The Ruin by Marcus Tatton.Credit: Samantha Burns
Then, in 2020 and 2021, COVID shut the trail down.
The lowest point for Handley over 25 years has been the year-on-year scramble for government funding.
Federal COVID support money of $1 million shared between Sculpture by the Sea Bondi and Cottesloe Beach in Perth runs out at year’s end, and then there is no more. Handley introduced entry by voluntary contribution for the first time last year, with the public contributing $60,000 to artists’ costs.
“No other major free-to-the-public cultural event in Australia, indeed in the world, has as little secure government funding as Sculpture by the Sea,” he says.
Damien Hirst Looking For Sharks by Cool Shit at Sculpture by the Sea, Cottesloe.Credit: AAP
Dive thanks Sculpture by the Sea for the kick-start it gave him. “If I go to any barbecue and someone wants to know what you’ve done, and you say the melting ice-cream truck, everyone knows it. Sculpture by the Sea did put a stick of dynamite under my career.”

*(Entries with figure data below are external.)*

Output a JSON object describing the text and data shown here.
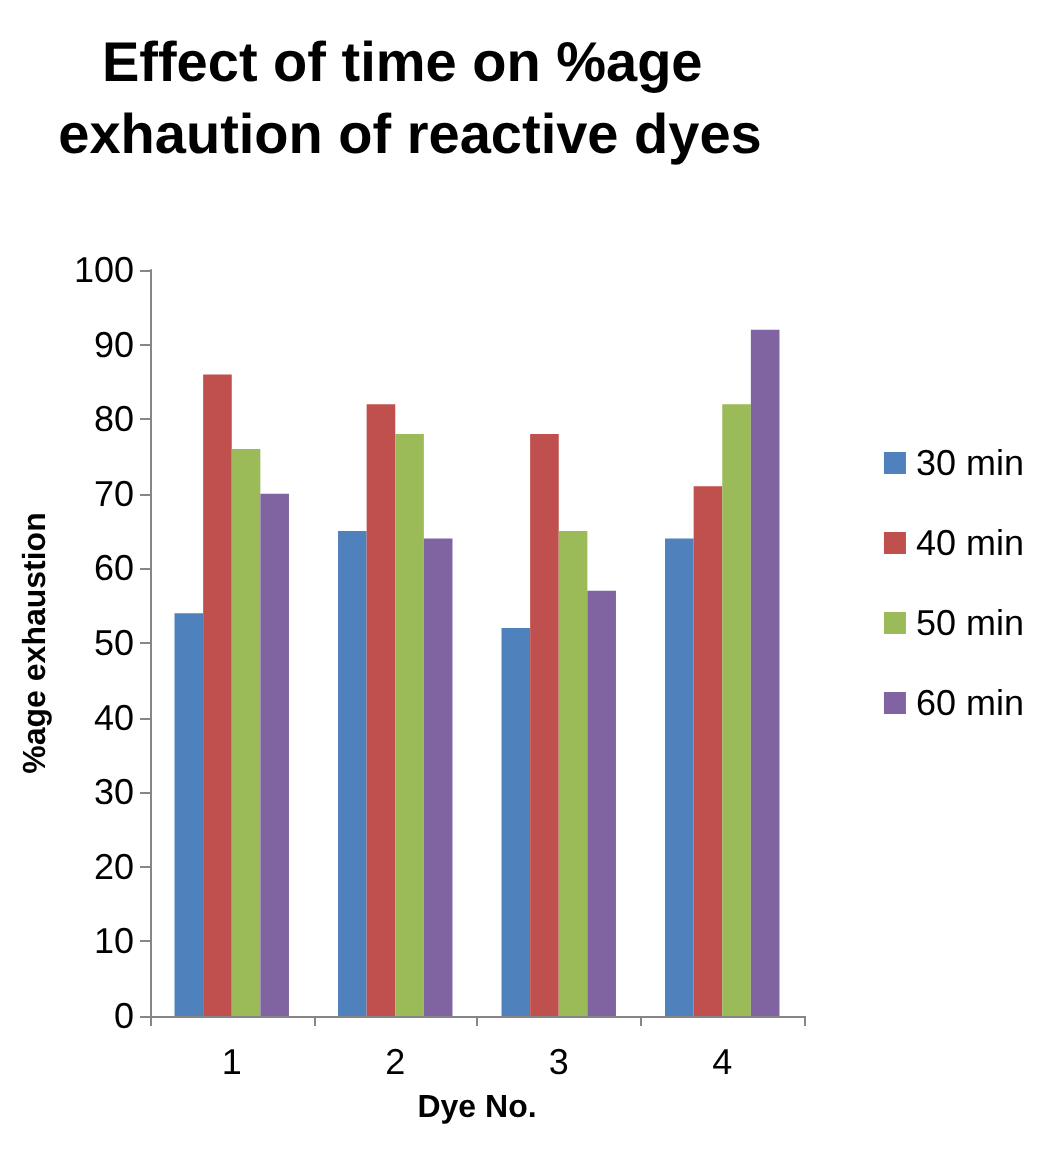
{
  "chart_data": {
    "type": "bar",
    "title": "Effect of time on %age exhaution of reactive dyes",
    "xlabel": "Dye No.",
    "ylabel": "%age exhaustion",
    "categories": [
      "1",
      "2",
      "3",
      "4"
    ],
    "series": [
      {
        "name": "30 min",
        "color": "#4f81bd",
        "values": [
          54,
          65,
          52,
          64
        ]
      },
      {
        "name": "40 min",
        "color": "#c0504d",
        "values": [
          86,
          82,
          78,
          71
        ]
      },
      {
        "name": "50 min",
        "color": "#9bbb59",
        "values": [
          76,
          78,
          65,
          82
        ]
      },
      {
        "name": "60 min",
        "color": "#8064a2",
        "values": [
          70,
          64,
          57,
          92
        ]
      }
    ],
    "ylim": [
      0,
      100
    ],
    "yticks": [
      0,
      10,
      20,
      30,
      40,
      50,
      60,
      70,
      80,
      90,
      100
    ],
    "grid": false,
    "legend": "right"
  }
}
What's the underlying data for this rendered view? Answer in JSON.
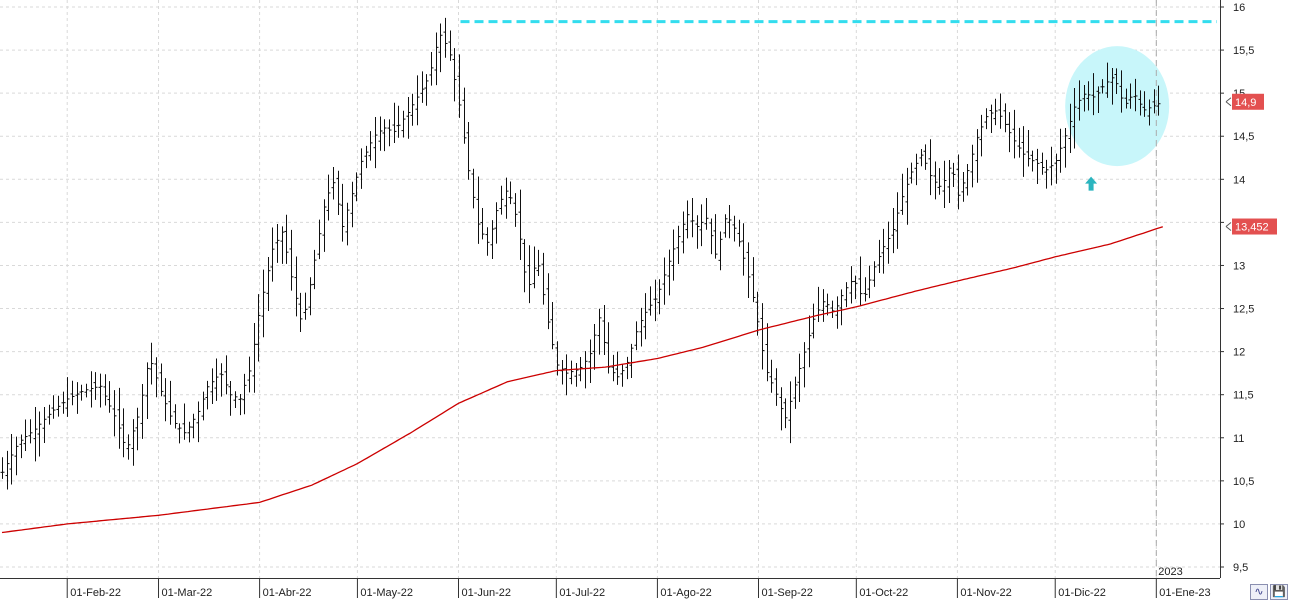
{
  "chart_data": {
    "type": "candlestick",
    "y_axis": {
      "position": "right",
      "ylim": [
        9.45,
        16.1
      ],
      "ticks": [
        "16",
        "15,5",
        "15",
        "14,5",
        "14",
        "13,5",
        "13",
        "12,5",
        "12",
        "11,5",
        "11",
        "10,5",
        "10",
        "9,5"
      ],
      "tick_values": [
        16,
        15.5,
        15,
        14.5,
        14,
        13.5,
        13,
        12.5,
        12,
        11.5,
        11,
        10.5,
        10,
        9.5
      ]
    },
    "x_axis": {
      "labels": [
        "01-Feb-22",
        "01-Mar-22",
        "01-Abr-22",
        "01-May-22",
        "01-Jun-22",
        "01-Jul-22",
        "01-Ago-22",
        "01-Sep-22",
        "01-Oct-22",
        "01-Nov-22",
        "01-Dic-22",
        "01-Ene-23"
      ],
      "label_days": [
        20,
        48,
        79,
        109,
        140,
        170,
        201,
        232,
        262,
        293,
        323,
        354
      ],
      "year_marker": "2023",
      "year_marker_day": 354,
      "day_range": [
        0,
        372
      ]
    },
    "grid": true,
    "price_series": {
      "last_value": 14.9,
      "last_label": "14,9",
      "points": [
        [
          0,
          10.6
        ],
        [
          5,
          10.95
        ],
        [
          10,
          11.1
        ],
        [
          15,
          11.3
        ],
        [
          20,
          11.45
        ],
        [
          25,
          11.55
        ],
        [
          30,
          11.6
        ],
        [
          35,
          11.2
        ],
        [
          38,
          10.85
        ],
        [
          42,
          11.3
        ],
        [
          45,
          11.95
        ],
        [
          48,
          11.6
        ],
        [
          52,
          11.2
        ],
        [
          56,
          11.05
        ],
        [
          60,
          11.3
        ],
        [
          63,
          11.6
        ],
        [
          67,
          11.75
        ],
        [
          70,
          11.5
        ],
        [
          73,
          11.45
        ],
        [
          76,
          11.8
        ],
        [
          79,
          12.5
        ],
        [
          83,
          13.2
        ],
        [
          86,
          13.4
        ],
        [
          89,
          12.8
        ],
        [
          92,
          12.3
        ],
        [
          96,
          13.1
        ],
        [
          99,
          13.75
        ],
        [
          102,
          14.0
        ],
        [
          104,
          13.4
        ],
        [
          107,
          13.8
        ],
        [
          110,
          14.2
        ],
        [
          114,
          14.5
        ],
        [
          117,
          14.6
        ],
        [
          120,
          14.55
        ],
        [
          124,
          14.75
        ],
        [
          128,
          15.0
        ],
        [
          131,
          15.2
        ],
        [
          134,
          15.7
        ],
        [
          137,
          15.5
        ],
        [
          140,
          14.9
        ],
        [
          143,
          14.1
        ],
        [
          146,
          13.45
        ],
        [
          149,
          13.25
        ],
        [
          152,
          13.7
        ],
        [
          155,
          13.9
        ],
        [
          158,
          13.5
        ],
        [
          161,
          12.7
        ],
        [
          164,
          13.1
        ],
        [
          167,
          12.4
        ],
        [
          170,
          11.85
        ],
        [
          173,
          11.75
        ],
        [
          177,
          11.8
        ],
        [
          180,
          11.95
        ],
        [
          183,
          12.4
        ],
        [
          186,
          11.8
        ],
        [
          189,
          11.7
        ],
        [
          192,
          11.9
        ],
        [
          195,
          12.3
        ],
        [
          198,
          12.5
        ],
        [
          201,
          12.65
        ],
        [
          204,
          13.0
        ],
        [
          207,
          13.3
        ],
        [
          210,
          13.6
        ],
        [
          213,
          13.45
        ],
        [
          216,
          13.55
        ],
        [
          219,
          13.1
        ],
        [
          222,
          13.6
        ],
        [
          225,
          13.4
        ],
        [
          228,
          13.0
        ],
        [
          231,
          12.5
        ],
        [
          234,
          11.8
        ],
        [
          237,
          11.55
        ],
        [
          240,
          11.2
        ],
        [
          243,
          11.6
        ],
        [
          246,
          12.0
        ],
        [
          249,
          12.4
        ],
        [
          252,
          12.6
        ],
        [
          255,
          12.45
        ],
        [
          258,
          12.7
        ],
        [
          261,
          12.85
        ],
        [
          264,
          12.6
        ],
        [
          267,
          12.95
        ],
        [
          270,
          13.2
        ],
        [
          273,
          13.4
        ],
        [
          276,
          13.8
        ],
        [
          279,
          14.1
        ],
        [
          282,
          14.3
        ],
        [
          285,
          14.0
        ],
        [
          288,
          13.9
        ],
        [
          291,
          14.2
        ],
        [
          293,
          13.8
        ],
        [
          296,
          14.1
        ],
        [
          299,
          14.5
        ],
        [
          302,
          14.75
        ],
        [
          305,
          14.8
        ],
        [
          308,
          14.6
        ],
        [
          311,
          14.4
        ],
        [
          314,
          14.25
        ],
        [
          317,
          14.2
        ],
        [
          320,
          14.1
        ],
        [
          323,
          14.2
        ],
        [
          326,
          14.5
        ],
        [
          329,
          14.85
        ],
        [
          332,
          15.0
        ],
        [
          335,
          14.95
        ],
        [
          338,
          15.1
        ],
        [
          341,
          15.2
        ],
        [
          344,
          14.85
        ],
        [
          347,
          15.0
        ],
        [
          350,
          14.8
        ],
        [
          353,
          14.85
        ],
        [
          356,
          14.9
        ]
      ]
    },
    "moving_average": {
      "color": "#cc0000",
      "last_value": 13.452,
      "last_label": "13,452",
      "points": [
        [
          0,
          9.9
        ],
        [
          20,
          10.0
        ],
        [
          48,
          10.1
        ],
        [
          79,
          10.25
        ],
        [
          95,
          10.45
        ],
        [
          109,
          10.7
        ],
        [
          125,
          11.05
        ],
        [
          140,
          11.4
        ],
        [
          155,
          11.65
        ],
        [
          170,
          11.78
        ],
        [
          185,
          11.82
        ],
        [
          201,
          11.92
        ],
        [
          215,
          12.05
        ],
        [
          232,
          12.25
        ],
        [
          250,
          12.42
        ],
        [
          262,
          12.52
        ],
        [
          280,
          12.7
        ],
        [
          293,
          12.82
        ],
        [
          310,
          12.97
        ],
        [
          323,
          13.1
        ],
        [
          340,
          13.25
        ],
        [
          356,
          13.45
        ]
      ]
    },
    "annotations": {
      "resistance_value": 15.83,
      "resistance_day_range": [
        140,
        372
      ],
      "resistance_color": "#33ddee",
      "highlight_color": "#c8f6fa",
      "highlight_center": {
        "day": 342,
        "value": 14.85
      },
      "arrow_color": "#2bb5bf",
      "arrow_at": {
        "day": 334,
        "value": 13.95
      }
    },
    "tag_color": "#e35050"
  },
  "controls": {
    "button_1_icon": "wave-icon",
    "button_1_glyph": "∿",
    "button_2_icon": "save-icon",
    "button_2_glyph": "💾"
  }
}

Dive has since ventured out on his own from the Glue Society and now co-owns a creative production company to bring bold creative projects to life.
In 2017, he returned to Sculpture by the Sea with What A Tasty Looking Burger, a giant hamburger anchored to the rocks near the Icebergs.
“Everyone appreciates different types of creativity but what I always love is the type of creativity that interrupts someone’s day,” says Dive. “As a kid, I vividly remember coming to the city and seeing Jeff Koon’s Puppy, made of flowers.
“We didn’t come into the city to see art or creativity. We were there for something else entirely. I like the kind of creativity that pounces on you.”